Ломан пощупал рукой подле себя и протянул гвоздь Бергеру. Тот поднес его к глазам, повернулся к окну, потом ощупал.
– Ржавчина и грязь. Кровь была?
Ломан снова захихикал.
– Бергер, – сказал он, – мне кажется, маленькое заражение крови я себе позволить могу.
– Погоди. – Бергер пошарил в карманах. – Спичка есть у кого-нибудь?
Спичка в зоне – это драгоценность.
– У меня нет, – сказал пятьсот девятый.
– Держи, – раздалось откуда-то со среднего яруса.
Бергер чиркнул, спичка зажглась. Предварительно и он, и пятьсот девятый зажмурили глаза, чтобы их не ослепило. Так они выиграли несколько секунд света.
– Открой рот, – приказал Бергер.
Ломан смотрел на него со снисходительным изумлением.
– Не смеши людей, – прошептал он. – Лучше продайте золото.
– Открывай рот.
По лицу Ломана скользнуло нечто, что при желании можно было принять за улыбку.
– Оставь меня в покое. Приятно было еще разок увидеть вас при свете.
– Погоди, я смажу йодом. Сейчас схожу за склянкой. Бергер передал пятьсот девятому горящую спичку и пополз к своему лежаку.
– Туши свет! – рявкнул кто-то.
– Не возникай, – осадил его тот, который дал спичку.
– Туши, тебе говорят! – зашипел другой голос. – Хочешь, чтобы часовые пальнули?
Пятьсот девятый склонился ниже, загородив пламя своим скрюченным телом.
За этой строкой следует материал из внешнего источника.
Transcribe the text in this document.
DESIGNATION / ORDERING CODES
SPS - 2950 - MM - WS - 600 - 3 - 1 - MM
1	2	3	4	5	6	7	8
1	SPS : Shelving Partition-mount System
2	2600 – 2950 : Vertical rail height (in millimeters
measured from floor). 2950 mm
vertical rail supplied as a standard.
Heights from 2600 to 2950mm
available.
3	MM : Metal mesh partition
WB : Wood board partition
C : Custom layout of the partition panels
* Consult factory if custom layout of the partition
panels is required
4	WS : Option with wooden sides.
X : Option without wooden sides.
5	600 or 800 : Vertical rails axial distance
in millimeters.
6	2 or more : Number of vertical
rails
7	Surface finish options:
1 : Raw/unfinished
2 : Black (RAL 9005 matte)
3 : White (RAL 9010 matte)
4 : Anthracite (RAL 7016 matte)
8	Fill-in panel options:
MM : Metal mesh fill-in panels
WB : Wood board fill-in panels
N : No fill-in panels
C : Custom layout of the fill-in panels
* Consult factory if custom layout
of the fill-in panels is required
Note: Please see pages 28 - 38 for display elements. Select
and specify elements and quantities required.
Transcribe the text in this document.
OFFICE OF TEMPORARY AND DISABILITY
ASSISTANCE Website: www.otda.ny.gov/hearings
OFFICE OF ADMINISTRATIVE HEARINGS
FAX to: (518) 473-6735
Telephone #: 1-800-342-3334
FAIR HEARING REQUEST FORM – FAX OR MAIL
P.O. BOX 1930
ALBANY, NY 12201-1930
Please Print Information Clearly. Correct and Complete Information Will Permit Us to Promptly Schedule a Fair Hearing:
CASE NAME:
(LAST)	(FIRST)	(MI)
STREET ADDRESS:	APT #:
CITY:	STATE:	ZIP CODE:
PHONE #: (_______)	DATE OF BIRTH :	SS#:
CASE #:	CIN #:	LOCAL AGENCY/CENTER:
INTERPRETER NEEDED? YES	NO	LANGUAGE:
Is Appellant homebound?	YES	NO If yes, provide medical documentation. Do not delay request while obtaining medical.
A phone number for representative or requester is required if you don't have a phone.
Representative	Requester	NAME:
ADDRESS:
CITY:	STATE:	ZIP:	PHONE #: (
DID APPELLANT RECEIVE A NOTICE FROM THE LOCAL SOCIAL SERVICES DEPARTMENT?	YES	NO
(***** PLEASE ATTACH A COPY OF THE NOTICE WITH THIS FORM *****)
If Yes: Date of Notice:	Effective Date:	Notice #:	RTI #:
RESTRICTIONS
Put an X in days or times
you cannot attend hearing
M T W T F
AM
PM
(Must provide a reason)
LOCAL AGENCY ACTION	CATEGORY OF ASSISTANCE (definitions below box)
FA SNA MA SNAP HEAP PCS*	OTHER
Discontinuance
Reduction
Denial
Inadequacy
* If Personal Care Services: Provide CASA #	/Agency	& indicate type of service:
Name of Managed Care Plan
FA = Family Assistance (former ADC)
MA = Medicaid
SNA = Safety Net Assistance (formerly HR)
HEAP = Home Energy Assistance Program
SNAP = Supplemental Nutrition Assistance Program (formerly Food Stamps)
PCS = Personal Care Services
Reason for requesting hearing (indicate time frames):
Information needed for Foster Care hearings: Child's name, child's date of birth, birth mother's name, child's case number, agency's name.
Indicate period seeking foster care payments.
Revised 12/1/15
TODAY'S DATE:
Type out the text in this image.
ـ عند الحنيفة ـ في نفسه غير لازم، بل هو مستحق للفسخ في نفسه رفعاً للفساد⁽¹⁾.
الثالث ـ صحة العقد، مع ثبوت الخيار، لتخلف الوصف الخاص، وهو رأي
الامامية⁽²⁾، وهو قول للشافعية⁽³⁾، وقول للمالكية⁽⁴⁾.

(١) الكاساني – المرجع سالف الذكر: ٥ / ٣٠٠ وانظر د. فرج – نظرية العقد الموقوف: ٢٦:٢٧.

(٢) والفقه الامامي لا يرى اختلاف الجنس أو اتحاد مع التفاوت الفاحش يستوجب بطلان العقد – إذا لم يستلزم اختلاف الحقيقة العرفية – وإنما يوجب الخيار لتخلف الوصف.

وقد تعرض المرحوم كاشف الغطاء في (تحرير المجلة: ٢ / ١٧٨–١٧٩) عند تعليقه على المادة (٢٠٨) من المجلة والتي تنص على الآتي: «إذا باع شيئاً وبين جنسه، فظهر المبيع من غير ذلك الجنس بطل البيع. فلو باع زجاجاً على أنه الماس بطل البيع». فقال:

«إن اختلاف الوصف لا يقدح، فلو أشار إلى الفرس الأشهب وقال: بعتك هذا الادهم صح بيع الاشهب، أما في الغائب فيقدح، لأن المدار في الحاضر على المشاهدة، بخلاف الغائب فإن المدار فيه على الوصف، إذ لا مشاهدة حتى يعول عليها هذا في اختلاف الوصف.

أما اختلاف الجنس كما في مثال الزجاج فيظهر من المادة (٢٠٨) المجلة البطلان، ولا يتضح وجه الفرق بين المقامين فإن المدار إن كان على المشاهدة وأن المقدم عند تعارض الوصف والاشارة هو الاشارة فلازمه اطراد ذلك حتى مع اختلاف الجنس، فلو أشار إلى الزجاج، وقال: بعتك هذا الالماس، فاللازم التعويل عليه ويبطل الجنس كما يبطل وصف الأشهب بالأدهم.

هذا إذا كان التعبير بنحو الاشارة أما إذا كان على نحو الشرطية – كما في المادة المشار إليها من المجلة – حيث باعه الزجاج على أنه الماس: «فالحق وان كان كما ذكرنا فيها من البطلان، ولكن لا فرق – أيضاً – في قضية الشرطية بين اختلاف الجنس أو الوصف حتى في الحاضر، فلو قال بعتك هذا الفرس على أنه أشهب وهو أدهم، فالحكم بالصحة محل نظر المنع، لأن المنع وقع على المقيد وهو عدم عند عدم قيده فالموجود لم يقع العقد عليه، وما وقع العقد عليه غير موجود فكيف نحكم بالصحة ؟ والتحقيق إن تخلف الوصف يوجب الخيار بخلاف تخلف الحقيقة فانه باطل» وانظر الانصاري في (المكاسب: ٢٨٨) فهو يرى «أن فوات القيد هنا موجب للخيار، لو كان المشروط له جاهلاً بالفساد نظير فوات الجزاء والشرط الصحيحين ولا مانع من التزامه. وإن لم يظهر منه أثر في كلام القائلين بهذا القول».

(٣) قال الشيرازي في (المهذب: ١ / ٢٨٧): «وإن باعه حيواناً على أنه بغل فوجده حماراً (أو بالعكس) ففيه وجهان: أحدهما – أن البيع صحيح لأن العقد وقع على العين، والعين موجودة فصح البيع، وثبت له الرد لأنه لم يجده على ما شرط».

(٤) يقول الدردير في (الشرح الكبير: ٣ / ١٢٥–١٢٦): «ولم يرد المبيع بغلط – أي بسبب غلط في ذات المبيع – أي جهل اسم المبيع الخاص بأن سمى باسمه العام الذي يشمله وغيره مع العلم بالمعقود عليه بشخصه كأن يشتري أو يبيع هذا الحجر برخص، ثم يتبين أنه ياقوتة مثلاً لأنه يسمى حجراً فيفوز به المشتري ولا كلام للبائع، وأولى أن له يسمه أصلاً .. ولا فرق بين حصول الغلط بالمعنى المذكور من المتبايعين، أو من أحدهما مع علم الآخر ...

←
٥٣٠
Арестант со среднего яруса одеялом прикрыл огонек со стороны окна, а пятьсот девятый с другой стороны полой робы. Ясные глаза Ломана смотрели прямо на него. Слишком ясный взгляд. Пятьсот девятый посмотрел, сколько еще осталось гореть спичке, потом на Ломана и подумал, что знает Ломана семь лет, а сейчас вот в последний раз видит его живым. Слишком много видел он таких лиц, чтобы этого не понимать.
Он почувствовал обжигающий жар огонька на кончиках пальцев, но решил не гасить спичку, покуда сможет терпеть. Услышал, как возвращается Бергер. Потом вдруг навалилась тьма, будто он ослеп.
– Еще одна есть? – спросил он у хозяина спичек.
– Держи, – протянул тот. – Это последняя.
«Последняя, – мелькнуло в голове у пятьсот девятого. – Пятнадцать секунд света. Пятнадцать секунд света ценою в сорок пять лет жизни человеческого существа, которое пока что зовется Ломаном. Последние пятнадцать секунд».
Маленький, дрожащий блик.
– Туши свет, гад! Да задуйте вы у него спичку!
– Заткнись, идиот! Ни одна собака ничего не увидит!
Пятьсот девятый поднес спичку еще ближе. Бергер стоял рядом наготове со склянкой йода в руке.
– Открывай…
Он осекся. Он теперь тоже увидел лицо Ломана. Не было нужды ходить за йодом. Да он и пошел-то так, скорее для виду, чтобы хоть что-то предпринять. Он медленно опустил пузырек в карман. Ломан смотрел на него спокойно, не мигая. Пятьсот девятый отвел глаза. Он раскрыл ладонь – на ней блеснул маленький золотой комочек. Он снова взглянул на Ломана. Но пламя опять уже покусывало пальцы. Чья-то тень метнулась сбоку и ударила его по руке. Свет погас.
– Спокойной ночи, Ломан, – сказал пятьсот девятый.
– Я попозже еще загляну, – пообещал Бергер.
– Бросьте, – прошептал Ломан. – Теперь уже все просто.
– Может, мы найдем еще пару спичек.
Ломан ничего не ответил.
Пятьсот девятый по-прежнему ощущал в руке твердую тяжесть золотой коронки.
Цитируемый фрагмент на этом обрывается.